La Chine va-t-elle armer la Russie ?
Pas de naïveté à avoir quant à la stratégie de la Chine : le but du Parti Communiste Chinois (PCC) est d’assurer son maintien au pouvoir en abattant la domination occidentale sur le monde. C’est le rêve d’un « siècle chinois ». Or, Pékin est à la croisée des chemins. D’un côté, la Russie – qui combat aussi la domination américaine – a engagé un bras de fer avec l’OTAN sur le terrain de l’Ukraine. Une victoire décisive de Moscou aurait des conséquences graves - voire fatales - pour l’ordre mondial voulu par Washington. Une aubaine pour la Chine... Mais d’un autre côté, le pouvoir du PCC est lié à la promesse faite au peuple chinois d’une croissance économique forte, qui permet aussi au pays de renforcer son influence sur le monde. Or, l’économie chinoise a été gravement affaiblie par trois années de politiques draconiennes anti-Covid. Les multinationales occidentales se sont rendu compte de leur dépendance aux usines chinoises : la « nouvelle route de la soie » pourrait être évitée, voire coupée. Pékin a engagé une grande offensive de charme en envoyant ses meilleurs diplomates pour convaincre ses principaux partenaires (en particulier européens) de reprendre les affaires gelées par la période Covid.
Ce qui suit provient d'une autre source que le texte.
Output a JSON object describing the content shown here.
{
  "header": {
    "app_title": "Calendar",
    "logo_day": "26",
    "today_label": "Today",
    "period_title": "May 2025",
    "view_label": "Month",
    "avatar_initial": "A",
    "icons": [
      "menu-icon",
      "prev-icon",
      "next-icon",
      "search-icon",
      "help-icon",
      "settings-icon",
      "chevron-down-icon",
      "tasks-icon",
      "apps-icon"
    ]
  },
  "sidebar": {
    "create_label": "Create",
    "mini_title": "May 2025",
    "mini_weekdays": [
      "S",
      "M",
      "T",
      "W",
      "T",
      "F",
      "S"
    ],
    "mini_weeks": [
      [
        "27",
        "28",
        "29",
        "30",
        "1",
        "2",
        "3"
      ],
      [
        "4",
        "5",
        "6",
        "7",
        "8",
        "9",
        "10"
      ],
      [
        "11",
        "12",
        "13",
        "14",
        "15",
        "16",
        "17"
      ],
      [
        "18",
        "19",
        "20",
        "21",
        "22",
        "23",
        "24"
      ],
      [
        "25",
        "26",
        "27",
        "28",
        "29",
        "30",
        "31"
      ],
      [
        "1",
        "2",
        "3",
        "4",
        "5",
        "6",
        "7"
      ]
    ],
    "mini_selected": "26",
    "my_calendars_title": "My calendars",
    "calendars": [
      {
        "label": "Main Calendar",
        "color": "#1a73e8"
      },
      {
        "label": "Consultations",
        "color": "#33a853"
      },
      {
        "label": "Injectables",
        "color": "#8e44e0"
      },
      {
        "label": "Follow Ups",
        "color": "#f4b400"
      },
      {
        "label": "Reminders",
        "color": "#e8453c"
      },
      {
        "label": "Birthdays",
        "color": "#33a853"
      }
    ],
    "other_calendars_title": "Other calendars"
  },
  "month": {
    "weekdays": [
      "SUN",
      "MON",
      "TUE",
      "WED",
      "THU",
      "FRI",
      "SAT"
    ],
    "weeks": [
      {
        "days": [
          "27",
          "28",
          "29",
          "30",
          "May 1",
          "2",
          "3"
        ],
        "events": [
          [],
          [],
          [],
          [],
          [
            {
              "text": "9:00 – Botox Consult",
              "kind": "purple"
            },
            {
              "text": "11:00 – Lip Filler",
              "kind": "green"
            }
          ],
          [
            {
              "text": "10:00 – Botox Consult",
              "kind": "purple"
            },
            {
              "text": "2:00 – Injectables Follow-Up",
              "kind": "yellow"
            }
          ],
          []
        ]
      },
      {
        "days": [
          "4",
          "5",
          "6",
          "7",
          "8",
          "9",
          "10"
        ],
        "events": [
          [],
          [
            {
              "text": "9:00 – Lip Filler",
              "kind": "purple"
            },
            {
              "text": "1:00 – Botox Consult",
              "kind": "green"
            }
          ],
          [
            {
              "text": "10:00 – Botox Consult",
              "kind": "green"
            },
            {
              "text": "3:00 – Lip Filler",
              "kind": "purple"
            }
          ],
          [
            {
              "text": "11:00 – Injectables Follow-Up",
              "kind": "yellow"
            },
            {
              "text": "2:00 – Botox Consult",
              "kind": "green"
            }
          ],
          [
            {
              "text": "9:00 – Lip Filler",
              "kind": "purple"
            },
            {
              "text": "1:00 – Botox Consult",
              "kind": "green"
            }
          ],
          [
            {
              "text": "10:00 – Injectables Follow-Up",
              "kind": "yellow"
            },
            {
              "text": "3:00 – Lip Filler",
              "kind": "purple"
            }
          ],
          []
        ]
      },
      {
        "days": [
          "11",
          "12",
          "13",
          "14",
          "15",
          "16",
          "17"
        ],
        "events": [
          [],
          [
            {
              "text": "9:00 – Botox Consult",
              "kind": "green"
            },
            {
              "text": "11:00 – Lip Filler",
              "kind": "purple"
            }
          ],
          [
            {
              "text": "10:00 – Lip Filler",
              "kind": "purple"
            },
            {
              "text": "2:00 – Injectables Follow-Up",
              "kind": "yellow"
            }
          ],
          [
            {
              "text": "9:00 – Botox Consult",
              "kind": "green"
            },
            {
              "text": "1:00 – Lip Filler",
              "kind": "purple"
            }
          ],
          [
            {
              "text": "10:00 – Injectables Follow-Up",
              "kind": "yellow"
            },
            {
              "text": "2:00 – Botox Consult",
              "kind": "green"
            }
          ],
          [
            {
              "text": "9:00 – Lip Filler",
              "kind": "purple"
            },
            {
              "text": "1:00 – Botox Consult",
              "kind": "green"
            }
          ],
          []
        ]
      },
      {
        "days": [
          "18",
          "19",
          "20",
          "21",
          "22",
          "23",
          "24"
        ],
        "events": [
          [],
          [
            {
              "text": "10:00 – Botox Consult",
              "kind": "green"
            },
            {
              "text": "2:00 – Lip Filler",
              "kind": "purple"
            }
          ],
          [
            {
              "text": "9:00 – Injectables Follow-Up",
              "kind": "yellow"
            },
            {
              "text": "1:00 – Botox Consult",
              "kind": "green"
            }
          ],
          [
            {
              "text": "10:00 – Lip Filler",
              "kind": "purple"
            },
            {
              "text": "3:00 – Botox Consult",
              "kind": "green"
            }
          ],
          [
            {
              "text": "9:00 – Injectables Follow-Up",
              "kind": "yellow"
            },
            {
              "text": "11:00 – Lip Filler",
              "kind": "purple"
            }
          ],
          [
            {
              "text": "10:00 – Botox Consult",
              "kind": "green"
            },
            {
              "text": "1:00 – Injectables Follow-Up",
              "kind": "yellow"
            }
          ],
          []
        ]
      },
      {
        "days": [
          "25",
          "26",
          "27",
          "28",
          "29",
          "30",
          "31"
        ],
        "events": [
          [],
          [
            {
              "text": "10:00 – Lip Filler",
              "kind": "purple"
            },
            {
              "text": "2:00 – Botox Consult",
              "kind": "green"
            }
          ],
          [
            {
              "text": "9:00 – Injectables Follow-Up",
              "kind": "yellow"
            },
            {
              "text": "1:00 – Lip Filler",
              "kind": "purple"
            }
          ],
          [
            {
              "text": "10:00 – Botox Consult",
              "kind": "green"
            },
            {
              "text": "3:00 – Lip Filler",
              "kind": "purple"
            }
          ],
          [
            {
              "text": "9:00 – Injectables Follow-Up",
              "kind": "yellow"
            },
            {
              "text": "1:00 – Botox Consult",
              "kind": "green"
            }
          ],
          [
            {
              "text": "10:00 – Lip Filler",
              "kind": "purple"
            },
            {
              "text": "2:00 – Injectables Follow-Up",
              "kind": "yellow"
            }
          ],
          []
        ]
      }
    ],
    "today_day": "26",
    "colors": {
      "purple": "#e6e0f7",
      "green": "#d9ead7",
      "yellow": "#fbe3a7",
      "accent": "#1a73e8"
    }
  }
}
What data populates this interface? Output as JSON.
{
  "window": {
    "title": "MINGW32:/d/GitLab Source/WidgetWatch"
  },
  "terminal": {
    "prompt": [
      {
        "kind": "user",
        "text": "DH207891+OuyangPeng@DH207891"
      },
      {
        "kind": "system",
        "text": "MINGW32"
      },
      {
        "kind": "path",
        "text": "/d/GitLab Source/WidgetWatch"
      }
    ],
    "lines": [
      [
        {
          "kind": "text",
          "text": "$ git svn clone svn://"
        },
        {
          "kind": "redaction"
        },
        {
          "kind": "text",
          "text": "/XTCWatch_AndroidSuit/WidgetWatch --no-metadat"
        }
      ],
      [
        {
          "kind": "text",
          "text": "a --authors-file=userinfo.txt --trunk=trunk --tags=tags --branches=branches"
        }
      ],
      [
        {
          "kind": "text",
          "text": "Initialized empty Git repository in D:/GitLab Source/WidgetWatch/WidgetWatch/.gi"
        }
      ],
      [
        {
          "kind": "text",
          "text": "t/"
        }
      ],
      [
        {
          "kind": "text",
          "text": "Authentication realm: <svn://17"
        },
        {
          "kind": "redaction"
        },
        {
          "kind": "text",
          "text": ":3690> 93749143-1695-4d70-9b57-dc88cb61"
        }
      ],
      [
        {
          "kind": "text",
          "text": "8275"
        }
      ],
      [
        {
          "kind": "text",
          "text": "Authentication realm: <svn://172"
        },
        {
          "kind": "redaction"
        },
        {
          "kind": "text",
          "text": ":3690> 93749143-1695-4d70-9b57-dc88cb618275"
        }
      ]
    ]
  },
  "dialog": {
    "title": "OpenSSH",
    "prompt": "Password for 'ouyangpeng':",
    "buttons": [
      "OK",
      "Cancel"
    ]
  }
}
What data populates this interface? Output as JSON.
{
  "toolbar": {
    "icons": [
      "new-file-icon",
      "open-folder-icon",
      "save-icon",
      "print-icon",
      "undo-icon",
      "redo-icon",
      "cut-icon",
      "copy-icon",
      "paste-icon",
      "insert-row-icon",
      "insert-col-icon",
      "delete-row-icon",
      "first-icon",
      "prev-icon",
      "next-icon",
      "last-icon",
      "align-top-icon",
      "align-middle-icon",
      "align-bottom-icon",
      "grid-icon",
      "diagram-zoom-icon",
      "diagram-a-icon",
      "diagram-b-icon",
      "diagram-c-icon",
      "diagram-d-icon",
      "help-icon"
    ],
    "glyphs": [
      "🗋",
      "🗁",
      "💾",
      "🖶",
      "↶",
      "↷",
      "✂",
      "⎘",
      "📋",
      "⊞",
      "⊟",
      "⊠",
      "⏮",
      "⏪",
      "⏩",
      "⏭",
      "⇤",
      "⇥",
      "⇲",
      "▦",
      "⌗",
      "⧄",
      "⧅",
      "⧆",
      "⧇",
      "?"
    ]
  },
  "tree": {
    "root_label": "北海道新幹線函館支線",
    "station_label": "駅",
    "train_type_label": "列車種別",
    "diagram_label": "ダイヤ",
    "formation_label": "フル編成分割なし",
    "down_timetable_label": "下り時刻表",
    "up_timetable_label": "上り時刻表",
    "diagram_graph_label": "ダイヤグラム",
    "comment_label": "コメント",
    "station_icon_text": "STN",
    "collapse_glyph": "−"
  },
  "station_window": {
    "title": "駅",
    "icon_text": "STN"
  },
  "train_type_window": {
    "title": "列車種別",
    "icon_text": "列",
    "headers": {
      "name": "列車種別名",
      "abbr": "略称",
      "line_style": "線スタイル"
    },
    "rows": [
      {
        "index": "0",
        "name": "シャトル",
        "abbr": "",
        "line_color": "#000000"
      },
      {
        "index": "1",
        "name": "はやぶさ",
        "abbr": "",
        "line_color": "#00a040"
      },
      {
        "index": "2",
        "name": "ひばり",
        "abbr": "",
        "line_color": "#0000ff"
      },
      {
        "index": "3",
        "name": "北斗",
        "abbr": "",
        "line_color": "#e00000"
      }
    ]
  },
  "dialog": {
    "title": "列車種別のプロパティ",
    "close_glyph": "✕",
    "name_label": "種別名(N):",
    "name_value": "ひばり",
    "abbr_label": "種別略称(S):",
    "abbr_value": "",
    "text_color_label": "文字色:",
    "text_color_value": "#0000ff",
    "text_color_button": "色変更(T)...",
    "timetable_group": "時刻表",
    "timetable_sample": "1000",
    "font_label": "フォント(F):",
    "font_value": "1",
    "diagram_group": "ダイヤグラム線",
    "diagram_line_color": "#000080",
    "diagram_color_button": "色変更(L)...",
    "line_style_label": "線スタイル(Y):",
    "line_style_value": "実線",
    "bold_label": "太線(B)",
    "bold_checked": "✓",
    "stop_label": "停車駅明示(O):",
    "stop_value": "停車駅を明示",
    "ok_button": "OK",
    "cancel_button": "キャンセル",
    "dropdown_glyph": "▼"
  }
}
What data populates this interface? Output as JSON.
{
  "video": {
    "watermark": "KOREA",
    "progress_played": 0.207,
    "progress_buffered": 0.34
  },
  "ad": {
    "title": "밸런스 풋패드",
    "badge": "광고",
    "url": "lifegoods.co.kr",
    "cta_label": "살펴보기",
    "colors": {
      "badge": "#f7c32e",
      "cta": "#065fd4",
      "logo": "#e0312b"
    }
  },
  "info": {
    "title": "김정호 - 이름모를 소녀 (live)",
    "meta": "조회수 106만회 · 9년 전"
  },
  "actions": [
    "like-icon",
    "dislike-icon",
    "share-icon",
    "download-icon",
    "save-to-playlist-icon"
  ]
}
En plus des sanctions imposées par Washington, armer Moscou annihilerait les efforts diplomatiques chinois en Europe qui est le premier partenaire commercial de la Chine. Le commerce avec la Russie (dont l’économie a un poids équivalent à celle de l’Italie) ne soutient pas la comparaison. L’administration américaine a souligné cet enjeu : « les Chinois ont le choix entre commercer avec les pays qui soutiennent l’Ukraine – et qui représentent 50% de l’économie mondiale – et faire affaire avec la Russie. » Il n’empêche, la Maison Blanche a de bonnes raisons de s’inquiéter : la fourniture de matériels militaires chinois aux Russes pourrait à court terme assurer une victoire russe. C’est une guerre d’usure qui se livre sur les plaines et les villes ukrainiennes. Les Russes ont l’avantage du nombre mais les Ukrainiens ont de bien meilleures armes fournies par les Occidentaux. On a tendance à oublier que le complexe militaro-industriel soviétique qui a fait peur au monde n’existe plus. Il suffit de regarder (l’essai en lien contient un tableau intéressant) la distribution du marché militaire mondial pour constater que la Russie est devenue un acteur mineur (une seule firme russe figure parmi les « top 20 »). Les États-Unis dominent largement ce marché mais la Chine a progressé très rapidement, devenant un concurrent sérieux. Finalement, 2023 ne déroge pas à la règle des conflits du siècle dernier : la capacité industrielle est un facteur décisif.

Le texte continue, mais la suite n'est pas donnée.